El jurado cree al joven riojano culpable del crimen de Mendavia, aunque dice que no tuvo intención de matar
El fiscal reclama 16 años de prisión y 74.000 euros de indemnización para cada uno de los tres hijos de la víctima, mientras que la defensa pide seis años y medio de cárcel El magistrado determinará si se trata de un delito de homicidio o asesinato
Un jurado popular ha entendido que el riojano Matías.V.A. no tuvo intención de acabar con la vida de la ecuatoriana Sara Victoria Cercano cuando la agarró por el cuello si bien ha concluido que actuó de forma consciente y deliberada cuando la golpeó en la cabeza en un camino de la localidad navarra de Mendavia.
Tras dos días de deliberación, un jurado popular, compuesto por cuatro mujeres y cinco hombres, ha considerado también que el acusado, de 29 años, tenía alteradas «levemente» sus facultades volitivas y cognitivas por la ingesta de alcohol y el consumo de cocaína.
A su juicio, Matías.V., quien llevaba dos noches sin dormir cuando comzetió el crimen en la madrugada del día 7 de diciembre del 2003, colaboró con los agentes de la Guardia Civil en la investigación de los hechos.

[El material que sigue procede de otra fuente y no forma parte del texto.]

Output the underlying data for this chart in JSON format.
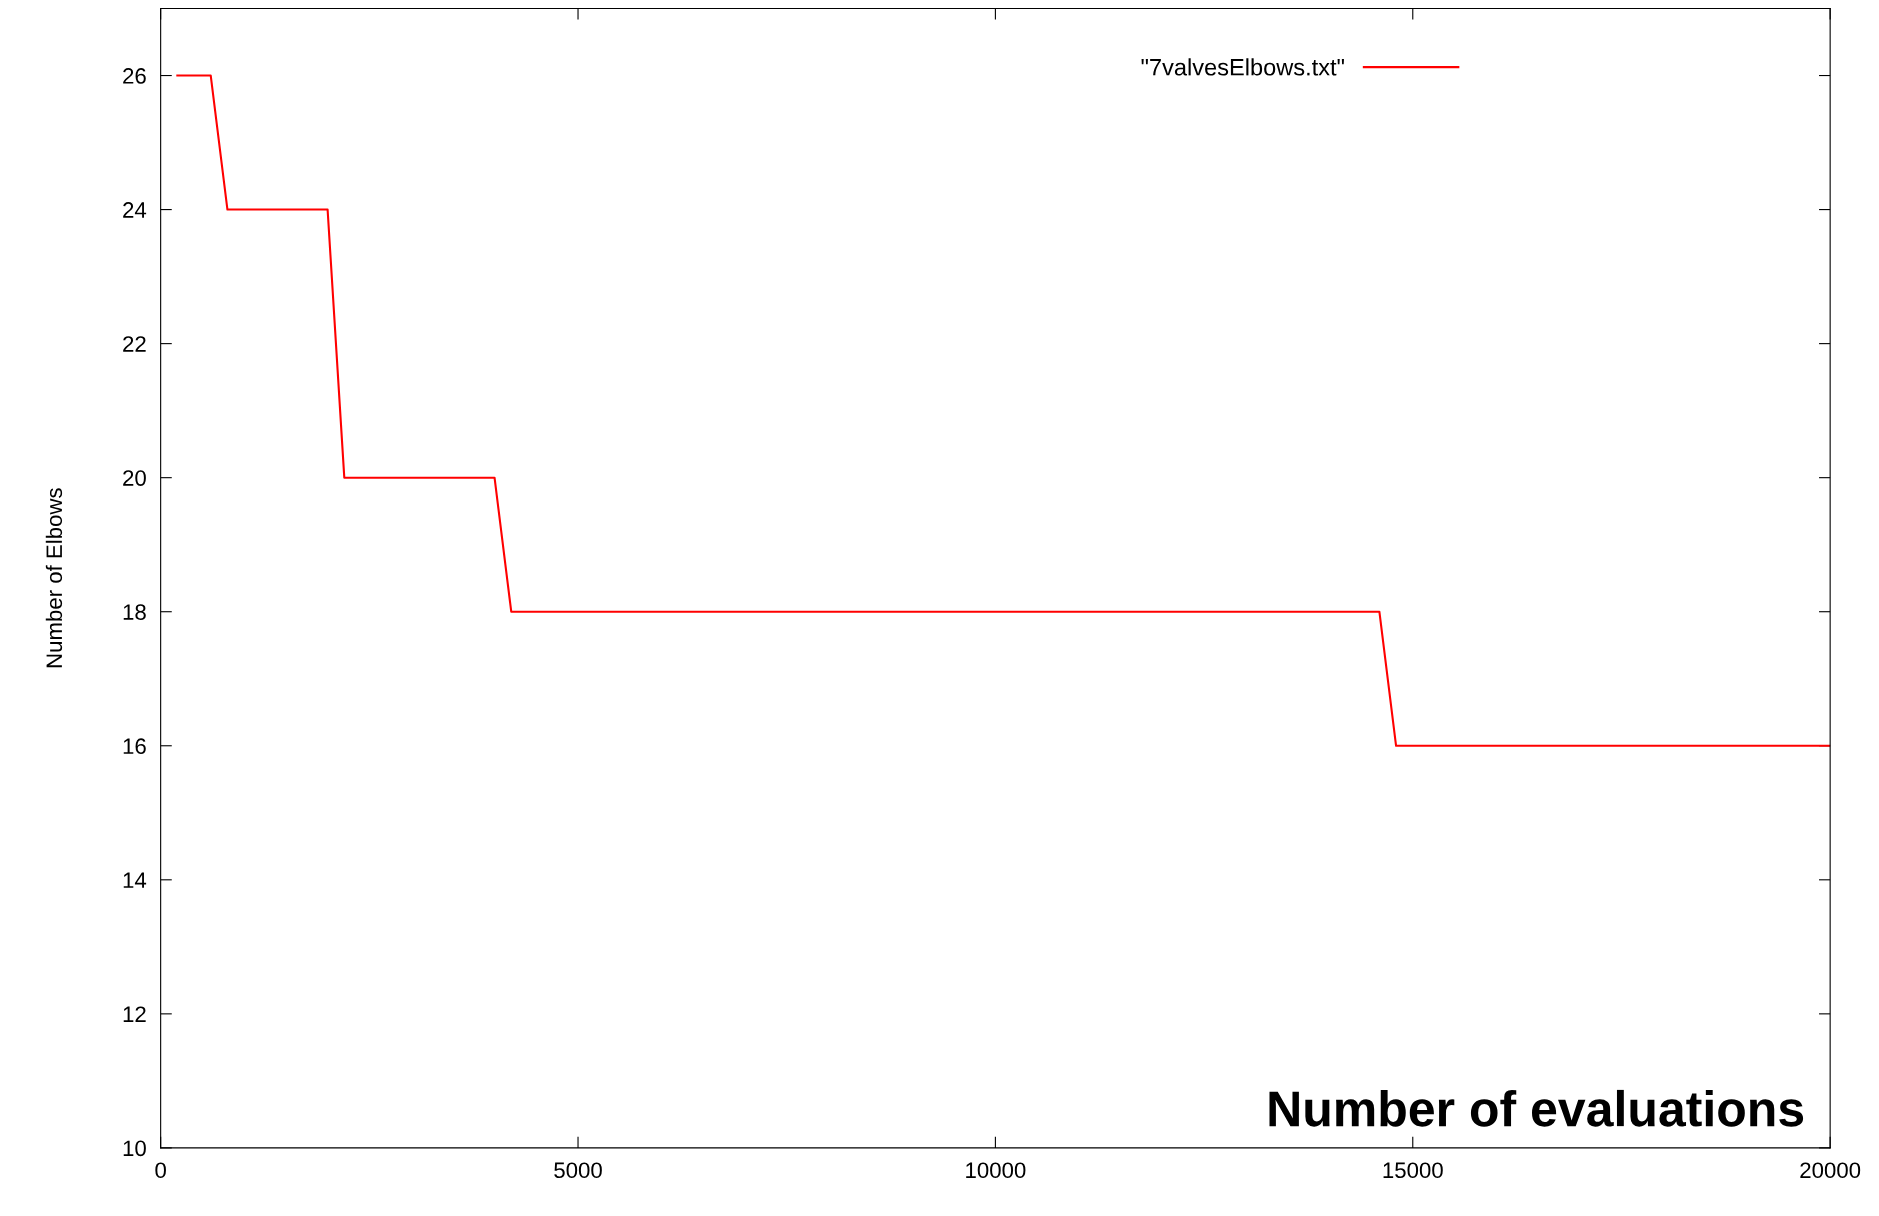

Tras las conclusiones del jurado, el fiscal mantuvo que los hechos son constitutivos de un delito de asesinato y reclamó 16 años de prisión al entender que concurre la atenuante de drogadicción, además de pedir una indemnización de 74.00 euros para cada uno de los tres hijos de la víctima. Por su parte, la defensa solicitó seis años y medio de cárcel por un delito de homicidio por considerar que concurre las atenuantes de drogadicción y de colaboración.
No obstante, según precisaron fuentes judiciales, será el magistrado ponente del juicio quien determine en sentencia si los hechos son constitutivos de un delito de asesinato o de homicidio.

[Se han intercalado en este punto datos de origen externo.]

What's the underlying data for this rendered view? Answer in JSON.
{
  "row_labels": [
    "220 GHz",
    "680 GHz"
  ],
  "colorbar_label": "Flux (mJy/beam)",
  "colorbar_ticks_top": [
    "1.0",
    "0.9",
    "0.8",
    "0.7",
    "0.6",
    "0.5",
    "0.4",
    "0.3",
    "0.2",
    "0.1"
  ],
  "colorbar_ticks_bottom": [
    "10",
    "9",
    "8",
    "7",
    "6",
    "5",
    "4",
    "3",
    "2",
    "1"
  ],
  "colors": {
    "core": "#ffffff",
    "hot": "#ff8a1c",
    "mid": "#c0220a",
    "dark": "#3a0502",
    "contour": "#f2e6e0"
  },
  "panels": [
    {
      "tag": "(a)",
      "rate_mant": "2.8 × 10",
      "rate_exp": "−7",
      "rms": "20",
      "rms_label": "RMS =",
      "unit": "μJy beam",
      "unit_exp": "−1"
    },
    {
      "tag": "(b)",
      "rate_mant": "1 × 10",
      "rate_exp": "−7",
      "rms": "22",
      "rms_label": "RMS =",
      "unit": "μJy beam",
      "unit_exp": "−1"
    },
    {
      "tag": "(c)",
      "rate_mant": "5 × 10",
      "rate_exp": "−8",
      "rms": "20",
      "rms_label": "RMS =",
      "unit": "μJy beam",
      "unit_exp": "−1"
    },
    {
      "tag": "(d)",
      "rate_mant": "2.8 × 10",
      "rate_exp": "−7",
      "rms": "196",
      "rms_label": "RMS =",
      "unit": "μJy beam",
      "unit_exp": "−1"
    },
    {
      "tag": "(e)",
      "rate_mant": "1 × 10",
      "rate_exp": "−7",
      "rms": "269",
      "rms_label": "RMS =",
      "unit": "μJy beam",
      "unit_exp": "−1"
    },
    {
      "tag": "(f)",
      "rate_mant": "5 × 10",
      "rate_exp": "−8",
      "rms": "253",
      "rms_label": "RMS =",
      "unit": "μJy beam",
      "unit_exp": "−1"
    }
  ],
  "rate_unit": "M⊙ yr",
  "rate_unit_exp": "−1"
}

El crimen tuvo lugar sobre las 10.00 horas del día 7 de diciembre del 2003 en un camino forestal de la localidad navarra de Mendavia, denominado 'Eras de Beraza', a donde acudieron Matías.V.A., de 29 años, y Sara.V.C., de 35 años, después de haber estado durante la noche tomando copas y consumiendo cocaína en varias discotecas de Logroño y de Mendavia.
Durante su declaración, Matías.V., mantuvo que comenzaron a discutir a raíz de que ella «quería que dejara a mi chica», y en ese sentido añadió que la discusión «fue subiendo de tono y perdí los estribos», tras lo que la agarró del cuello.
No obstante, el procesado insistió en que «no fui consciente de lo que hacía» además de incidir en que cuando vio que estaba morada y apenas respiraba la sacó del coche y la dejó tumbada en el camino, si bien negó haberla golpeado en la cabeza con una piedra u otro objeto contundente.